Medical error crisis in North America
By Jenna Leslie
BELLEVILLE – The coordinator of the Brock University-Loyalist College Collaborative Baccalaureate Nursing Program says teaching and technology are helping to prevent medical mistakes – the third leading cause of death in North America.
Elizabeth Edwards says both thorough teaching and improving technology are helping to address these mistakes in hospitals.
According to an article by the World Health Innovation Network, these mistakes include things like misdiagnosis, allergic responses to medicine and even surgeries on the wrong patients.
But the most common mistake is medication errors.
She says that in the nursing program they focus primarily on the administration of medication. Edwards says her students go through many steps to ensure that they are safe to give medication to their patients.
In first year, the students do a series of labs where they first learn to administer oral medication then move into subcutaneous injections. This includes things like puffers, rectal meds and inter-muscular injections.
In second year they move into the more complicated intravenous injections.

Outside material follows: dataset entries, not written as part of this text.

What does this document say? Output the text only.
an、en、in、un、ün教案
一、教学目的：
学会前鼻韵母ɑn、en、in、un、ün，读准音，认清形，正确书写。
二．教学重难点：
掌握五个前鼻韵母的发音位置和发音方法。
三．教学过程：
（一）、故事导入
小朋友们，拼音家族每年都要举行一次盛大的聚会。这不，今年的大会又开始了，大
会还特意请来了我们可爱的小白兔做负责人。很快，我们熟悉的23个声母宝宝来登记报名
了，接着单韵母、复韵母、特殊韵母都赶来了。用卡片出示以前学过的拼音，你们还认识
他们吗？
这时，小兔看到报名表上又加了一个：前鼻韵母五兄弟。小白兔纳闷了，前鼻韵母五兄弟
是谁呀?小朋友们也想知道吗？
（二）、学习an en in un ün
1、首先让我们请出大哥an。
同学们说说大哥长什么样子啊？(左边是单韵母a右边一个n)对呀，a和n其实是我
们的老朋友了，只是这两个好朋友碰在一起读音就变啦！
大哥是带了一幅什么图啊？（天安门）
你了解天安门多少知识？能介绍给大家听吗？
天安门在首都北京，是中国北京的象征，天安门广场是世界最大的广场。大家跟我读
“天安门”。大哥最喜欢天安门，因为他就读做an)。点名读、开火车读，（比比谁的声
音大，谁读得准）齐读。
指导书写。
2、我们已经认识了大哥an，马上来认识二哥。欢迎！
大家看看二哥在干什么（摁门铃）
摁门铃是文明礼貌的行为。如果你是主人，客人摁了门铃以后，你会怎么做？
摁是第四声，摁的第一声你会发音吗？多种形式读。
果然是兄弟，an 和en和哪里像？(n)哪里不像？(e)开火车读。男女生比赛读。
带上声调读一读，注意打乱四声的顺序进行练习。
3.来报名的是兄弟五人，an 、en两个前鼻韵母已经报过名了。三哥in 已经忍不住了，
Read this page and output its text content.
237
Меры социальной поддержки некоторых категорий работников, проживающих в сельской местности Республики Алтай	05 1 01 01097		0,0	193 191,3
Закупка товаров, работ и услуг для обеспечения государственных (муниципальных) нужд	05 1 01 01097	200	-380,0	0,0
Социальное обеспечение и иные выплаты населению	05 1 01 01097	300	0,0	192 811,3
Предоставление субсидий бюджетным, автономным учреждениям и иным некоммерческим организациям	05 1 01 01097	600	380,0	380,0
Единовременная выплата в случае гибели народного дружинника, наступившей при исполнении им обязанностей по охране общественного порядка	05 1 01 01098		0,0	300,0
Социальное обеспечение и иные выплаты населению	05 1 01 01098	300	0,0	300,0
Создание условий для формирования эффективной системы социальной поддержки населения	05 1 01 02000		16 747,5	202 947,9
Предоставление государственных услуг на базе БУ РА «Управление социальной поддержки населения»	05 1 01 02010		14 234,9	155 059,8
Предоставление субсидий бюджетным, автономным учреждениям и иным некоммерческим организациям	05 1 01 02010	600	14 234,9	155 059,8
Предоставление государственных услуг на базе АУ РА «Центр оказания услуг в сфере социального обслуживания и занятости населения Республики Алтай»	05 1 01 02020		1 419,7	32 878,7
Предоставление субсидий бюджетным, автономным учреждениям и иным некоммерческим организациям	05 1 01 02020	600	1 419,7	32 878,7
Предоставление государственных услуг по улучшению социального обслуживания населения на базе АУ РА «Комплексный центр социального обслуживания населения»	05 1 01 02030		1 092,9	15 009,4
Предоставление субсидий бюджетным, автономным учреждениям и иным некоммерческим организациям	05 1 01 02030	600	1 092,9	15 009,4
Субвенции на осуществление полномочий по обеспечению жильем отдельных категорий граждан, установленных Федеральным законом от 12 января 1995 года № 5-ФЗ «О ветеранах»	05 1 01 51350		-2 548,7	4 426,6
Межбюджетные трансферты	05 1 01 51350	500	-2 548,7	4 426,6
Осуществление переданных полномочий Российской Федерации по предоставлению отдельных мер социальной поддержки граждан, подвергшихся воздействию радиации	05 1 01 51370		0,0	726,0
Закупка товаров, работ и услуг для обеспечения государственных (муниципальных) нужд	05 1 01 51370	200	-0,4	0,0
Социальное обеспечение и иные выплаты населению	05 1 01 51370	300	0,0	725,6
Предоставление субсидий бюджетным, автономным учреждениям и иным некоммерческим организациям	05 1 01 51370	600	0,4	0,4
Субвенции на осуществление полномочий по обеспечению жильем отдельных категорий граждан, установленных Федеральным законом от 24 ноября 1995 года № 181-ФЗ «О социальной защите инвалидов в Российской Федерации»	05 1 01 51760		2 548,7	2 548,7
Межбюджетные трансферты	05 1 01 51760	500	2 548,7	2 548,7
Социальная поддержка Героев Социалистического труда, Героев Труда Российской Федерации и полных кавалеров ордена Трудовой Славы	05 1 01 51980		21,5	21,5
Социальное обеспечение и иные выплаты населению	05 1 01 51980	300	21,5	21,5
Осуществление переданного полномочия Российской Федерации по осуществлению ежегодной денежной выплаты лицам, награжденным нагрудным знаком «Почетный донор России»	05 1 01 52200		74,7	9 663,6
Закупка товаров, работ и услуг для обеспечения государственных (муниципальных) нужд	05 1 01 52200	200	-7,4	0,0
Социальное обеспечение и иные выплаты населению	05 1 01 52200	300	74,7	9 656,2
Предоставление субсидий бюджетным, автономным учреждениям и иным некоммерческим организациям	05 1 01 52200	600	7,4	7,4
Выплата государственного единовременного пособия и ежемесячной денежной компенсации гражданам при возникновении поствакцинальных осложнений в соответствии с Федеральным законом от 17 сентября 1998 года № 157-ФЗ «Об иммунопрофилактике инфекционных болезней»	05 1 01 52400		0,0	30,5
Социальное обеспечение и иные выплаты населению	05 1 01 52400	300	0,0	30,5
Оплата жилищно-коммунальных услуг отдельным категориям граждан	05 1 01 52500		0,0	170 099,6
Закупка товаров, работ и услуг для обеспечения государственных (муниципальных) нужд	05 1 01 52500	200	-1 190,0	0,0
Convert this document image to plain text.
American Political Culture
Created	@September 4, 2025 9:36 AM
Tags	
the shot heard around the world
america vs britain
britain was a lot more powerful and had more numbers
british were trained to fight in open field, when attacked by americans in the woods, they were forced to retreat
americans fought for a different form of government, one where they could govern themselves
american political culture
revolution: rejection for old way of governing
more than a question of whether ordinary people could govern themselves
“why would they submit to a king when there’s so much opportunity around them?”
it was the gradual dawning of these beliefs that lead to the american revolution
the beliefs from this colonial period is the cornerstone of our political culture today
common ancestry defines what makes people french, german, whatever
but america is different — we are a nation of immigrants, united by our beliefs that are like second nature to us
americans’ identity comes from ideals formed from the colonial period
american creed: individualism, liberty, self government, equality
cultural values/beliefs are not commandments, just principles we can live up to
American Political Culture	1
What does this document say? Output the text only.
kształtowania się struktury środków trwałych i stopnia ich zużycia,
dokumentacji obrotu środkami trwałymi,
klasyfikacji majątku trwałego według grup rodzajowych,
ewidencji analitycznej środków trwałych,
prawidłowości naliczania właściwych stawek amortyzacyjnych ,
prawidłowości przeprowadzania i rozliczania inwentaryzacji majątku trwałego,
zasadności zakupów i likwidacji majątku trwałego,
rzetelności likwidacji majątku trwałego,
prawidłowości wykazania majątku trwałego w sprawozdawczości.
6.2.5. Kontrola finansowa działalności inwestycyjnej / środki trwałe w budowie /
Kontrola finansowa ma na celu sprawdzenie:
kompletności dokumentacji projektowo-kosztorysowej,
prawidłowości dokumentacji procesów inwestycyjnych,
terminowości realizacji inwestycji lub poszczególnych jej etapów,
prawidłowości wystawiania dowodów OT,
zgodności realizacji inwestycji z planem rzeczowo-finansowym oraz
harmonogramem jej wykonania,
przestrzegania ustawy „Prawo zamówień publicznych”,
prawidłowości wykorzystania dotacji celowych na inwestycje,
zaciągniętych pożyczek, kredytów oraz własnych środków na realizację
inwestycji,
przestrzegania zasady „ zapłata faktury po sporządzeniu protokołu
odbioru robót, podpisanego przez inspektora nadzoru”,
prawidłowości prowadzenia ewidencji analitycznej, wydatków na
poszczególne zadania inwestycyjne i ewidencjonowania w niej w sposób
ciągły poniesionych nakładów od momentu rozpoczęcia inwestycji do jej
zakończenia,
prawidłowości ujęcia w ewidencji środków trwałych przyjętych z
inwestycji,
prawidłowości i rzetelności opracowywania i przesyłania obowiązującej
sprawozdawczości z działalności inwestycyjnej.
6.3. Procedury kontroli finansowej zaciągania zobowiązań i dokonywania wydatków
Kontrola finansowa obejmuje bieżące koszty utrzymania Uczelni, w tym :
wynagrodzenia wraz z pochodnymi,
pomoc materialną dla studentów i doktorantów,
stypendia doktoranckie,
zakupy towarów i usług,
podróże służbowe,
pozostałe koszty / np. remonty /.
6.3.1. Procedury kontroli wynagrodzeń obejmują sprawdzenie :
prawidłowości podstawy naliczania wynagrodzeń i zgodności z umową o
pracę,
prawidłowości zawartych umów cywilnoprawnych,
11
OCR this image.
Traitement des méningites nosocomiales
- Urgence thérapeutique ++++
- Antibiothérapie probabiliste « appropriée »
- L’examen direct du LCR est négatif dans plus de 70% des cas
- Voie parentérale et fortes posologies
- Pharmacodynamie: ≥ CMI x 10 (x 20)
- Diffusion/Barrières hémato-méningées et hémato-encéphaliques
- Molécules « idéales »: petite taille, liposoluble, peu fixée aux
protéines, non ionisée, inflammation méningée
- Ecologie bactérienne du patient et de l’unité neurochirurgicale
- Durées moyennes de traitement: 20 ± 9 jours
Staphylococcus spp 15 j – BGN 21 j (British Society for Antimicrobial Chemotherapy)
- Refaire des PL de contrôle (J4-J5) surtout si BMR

Students are not able to administer any medication without being under the supervision of their clinical professor and they must first prove that they are safe to give them before they do so.
They are also required to do three checks to ensure that they are giving the right dose of the right drug to the right patient at the right time. Bracelets of the patients are checked to ensure that they have the right records.
Edwards says that there are still the occasional mixup however accuracy is getting better. She credits this accuracy to the improving technology that is being implemented.
According to Edwards, Quinte Health Care uses a system known as Omnicell to keep track of their medication. The system is designed in a way that a nurse or practitioner enters the medication they need into the computer and the drugs are automatically dispensed. There is no confusion over writing or packaging as it is all automated.
“I’ve spent many nightshifts puzzling over a physician’s order and trying to read the handwriting… and now everything goes into a computer,” said Edwards.
“The opportunities for error are decreasing because we have technology that limits those opportunities,” she said.